Alors en poste à Francfort en 1981, Jean Fuchs apprend que le Luxembourg connaît un fort besoin en personnel dans le secteur bancaire. Il franchit la Moselle – bien moins hasardeux que le Rubicon – et intègre Paribas Luxembourg. Pendant 14 ans, il connaîtra de multiples postes et différentes responsabilités, avant d’occuper le siège de directeur général chez ATAG Gestion de Fortune.
Poussé par un besoin d’autonomie et une vision plus «libre» de son métier, il fonde en 2000 sa propre structure, Fuchs & Associés Finance, spécialisée en gestion de fortune et global family office.
L’entreprise croît, dans un souci d’éthique et de morale véhiculé par un objectif de satisfaction des clients, lui-même favorisé par une indépendance à même de proposer les meilleurs services et investissements du marché et du moment.
Chercher les clients ailleurs
Lorsque les remous financiers se font sentir et qu’une majorité hurle avec les loups, Jean Fuchs émet une voix dissonante. «La crise est un mot que je n’aime pas, d’autant plus que dans notre métier, il n’y a pas eu de grave crise.» S’il reconnaît néanmoins que les résultats de la société ont connu une baisse sensible, il avance que la période a permis de réorienter ses activités et d’embaucher une dizaine de personnes «qui, en temps normal, n’auraient pas bougé. Il est bon qu’il y ait une crise de temps en temps, afin de modifier les habitudes et de créer des opportunités». Dans le private banking, le Luxembourg connaît un temps de retard sur des places concurrentes telles Genève, Zurich ou Londres. «En termes de volumes, le Luxembourg restera vraisemblablement en retrait quelques années encore, car attirer une clientèle haut de gamme et sophistiquée ne se fait pas en deux ou trois ans», reconnaît-il. Cet aspect, négatif de prime abord, peut s’avérer positif, car il offre l’opportunité de créer des filiales ailleurs et d’aller chercher des réservoirs de clients potentiels dans d’autres contrées.

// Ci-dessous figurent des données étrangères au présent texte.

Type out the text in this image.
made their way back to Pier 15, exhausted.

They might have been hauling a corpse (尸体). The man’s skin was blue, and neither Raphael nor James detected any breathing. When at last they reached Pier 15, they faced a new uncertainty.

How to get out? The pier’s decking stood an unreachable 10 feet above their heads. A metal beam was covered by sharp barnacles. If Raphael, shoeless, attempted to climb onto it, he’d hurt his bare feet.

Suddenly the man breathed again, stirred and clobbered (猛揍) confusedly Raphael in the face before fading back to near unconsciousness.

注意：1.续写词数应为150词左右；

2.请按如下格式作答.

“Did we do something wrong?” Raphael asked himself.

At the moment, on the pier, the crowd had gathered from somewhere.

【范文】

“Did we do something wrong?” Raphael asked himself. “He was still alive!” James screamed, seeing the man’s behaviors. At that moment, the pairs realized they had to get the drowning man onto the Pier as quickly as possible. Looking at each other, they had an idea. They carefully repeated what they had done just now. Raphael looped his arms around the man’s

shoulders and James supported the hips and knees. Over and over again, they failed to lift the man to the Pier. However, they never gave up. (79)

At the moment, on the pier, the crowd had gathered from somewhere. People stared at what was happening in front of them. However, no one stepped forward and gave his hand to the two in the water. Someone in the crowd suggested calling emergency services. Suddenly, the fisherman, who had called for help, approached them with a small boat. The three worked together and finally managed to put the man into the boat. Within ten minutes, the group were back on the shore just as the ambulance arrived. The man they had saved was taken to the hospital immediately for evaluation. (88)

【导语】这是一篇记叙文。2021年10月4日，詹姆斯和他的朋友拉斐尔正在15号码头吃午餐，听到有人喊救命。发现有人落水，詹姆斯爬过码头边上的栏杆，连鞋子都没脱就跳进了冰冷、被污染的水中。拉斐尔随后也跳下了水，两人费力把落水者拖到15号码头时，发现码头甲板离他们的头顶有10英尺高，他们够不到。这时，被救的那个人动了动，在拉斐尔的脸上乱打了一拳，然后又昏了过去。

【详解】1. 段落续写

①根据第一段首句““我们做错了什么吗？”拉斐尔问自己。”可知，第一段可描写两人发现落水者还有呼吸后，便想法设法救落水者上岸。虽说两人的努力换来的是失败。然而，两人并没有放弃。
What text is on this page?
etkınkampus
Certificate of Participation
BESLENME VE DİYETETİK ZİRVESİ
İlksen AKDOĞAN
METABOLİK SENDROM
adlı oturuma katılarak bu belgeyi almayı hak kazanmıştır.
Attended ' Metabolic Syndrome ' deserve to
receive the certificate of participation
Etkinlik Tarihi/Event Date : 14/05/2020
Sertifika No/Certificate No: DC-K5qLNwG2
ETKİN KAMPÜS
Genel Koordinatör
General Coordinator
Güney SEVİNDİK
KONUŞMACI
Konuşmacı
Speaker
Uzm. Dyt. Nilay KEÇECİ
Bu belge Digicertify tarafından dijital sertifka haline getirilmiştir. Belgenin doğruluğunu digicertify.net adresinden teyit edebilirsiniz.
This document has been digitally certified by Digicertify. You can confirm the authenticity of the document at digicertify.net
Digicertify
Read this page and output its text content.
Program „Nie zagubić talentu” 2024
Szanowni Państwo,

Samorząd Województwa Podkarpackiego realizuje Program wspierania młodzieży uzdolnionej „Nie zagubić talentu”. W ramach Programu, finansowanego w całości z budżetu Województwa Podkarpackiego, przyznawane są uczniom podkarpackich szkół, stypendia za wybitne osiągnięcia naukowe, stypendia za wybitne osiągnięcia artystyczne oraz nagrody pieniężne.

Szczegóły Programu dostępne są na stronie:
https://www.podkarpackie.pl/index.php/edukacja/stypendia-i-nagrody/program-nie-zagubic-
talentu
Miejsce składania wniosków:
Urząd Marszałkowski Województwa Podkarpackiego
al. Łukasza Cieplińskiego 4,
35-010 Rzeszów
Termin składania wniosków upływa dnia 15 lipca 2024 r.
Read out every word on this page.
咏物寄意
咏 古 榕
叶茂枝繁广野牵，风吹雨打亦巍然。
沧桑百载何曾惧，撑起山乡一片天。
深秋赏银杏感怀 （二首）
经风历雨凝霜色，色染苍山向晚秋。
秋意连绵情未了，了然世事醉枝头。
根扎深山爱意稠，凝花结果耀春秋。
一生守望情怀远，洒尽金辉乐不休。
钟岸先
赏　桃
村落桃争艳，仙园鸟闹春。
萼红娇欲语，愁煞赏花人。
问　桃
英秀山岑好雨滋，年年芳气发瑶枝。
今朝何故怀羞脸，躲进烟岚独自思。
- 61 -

Et pour leur offrir une qualité de services revalorisée, «il faut trouver du personnel de très haut niveau. En se diversifiant et en recrutant judicieusement, on ouvre des portes sur le monde». Il le faut d’autant plus que les contraintes réglementaires et administratives, aux niveaux national et européen, sont des freins au développement du secteur. «Ces aspects réglementaires me semblent exagérés et coûteux. Ils sont mis en place au détriment de la flexibilité, de l’inventivité et de l’innovation», déplore Jean Fuchs. Pour contrer cette inertie, l’administrateur délégué de Fuchs & Associés Finance considère que la mentalité des professionnels des banques est à changer. «Il faut sortir de la logique de gens formatés sortant des mêmes écoles, avec les mêmes idées et les mêmes règles.»
Dans ce bouillon d’immobilisme, Jean Fuchs admet que le ministre des Finances Luc Frieden «a la volonté de faire bouger les choses et la position pour le faire». Est-ce à travers lui que viendra le déclic tant attendu?